You passed the slow and fast pathways as separate arguments instead of a list. The model expects model([slow, fast]), not model(slow, fast).

IndexError: index 32 is out of bounds for dimension 1 with size 32

Your torch.linspace call in PackPathway is generating an index equal to frames.shape[1]. Make sure the end value is frames.shape[1] - 1, not frames.shape[1].

ImportError: No module named 'pytorchvideo'

Install it with pip install pytorchvideo. If you hit dependency conflicts with your PyTorch version, install from source: pip install "git+https://github.com/facebookresearch/pytorchvideo.git".

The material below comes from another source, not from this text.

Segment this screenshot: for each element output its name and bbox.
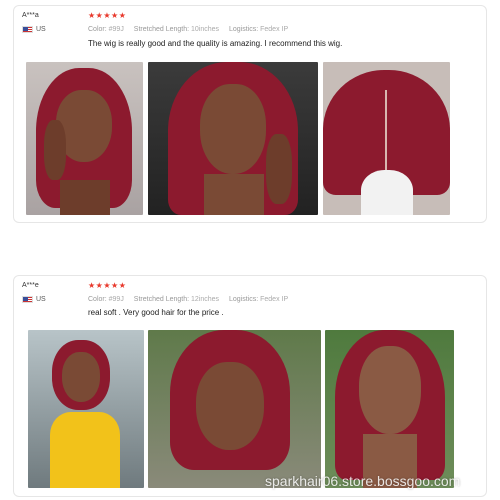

av.error.InvalidDataError when loading video

PyTorchVideo’s EncodedVideo uses PyAV under the hood. Install it: pip install av. If the video file itself is corrupt or uses an unsupported codec, convert it first with ffmpeg: ffmpeg -i input.mp4 -c:v libx264 output.mp4.

Predictions are wrong or random on custom video

Check three things: (1) your video is long enough to provide the full clip duration (~2.13 seconds), (2) frames are in RGB order not BGR if you loaded with OpenCV, and (3) normalization uses the Kinetics-400 values (mean=[0.45, 0.45, 0.45], std=[0.225, 0.225, 0.225]), not ImageNet values.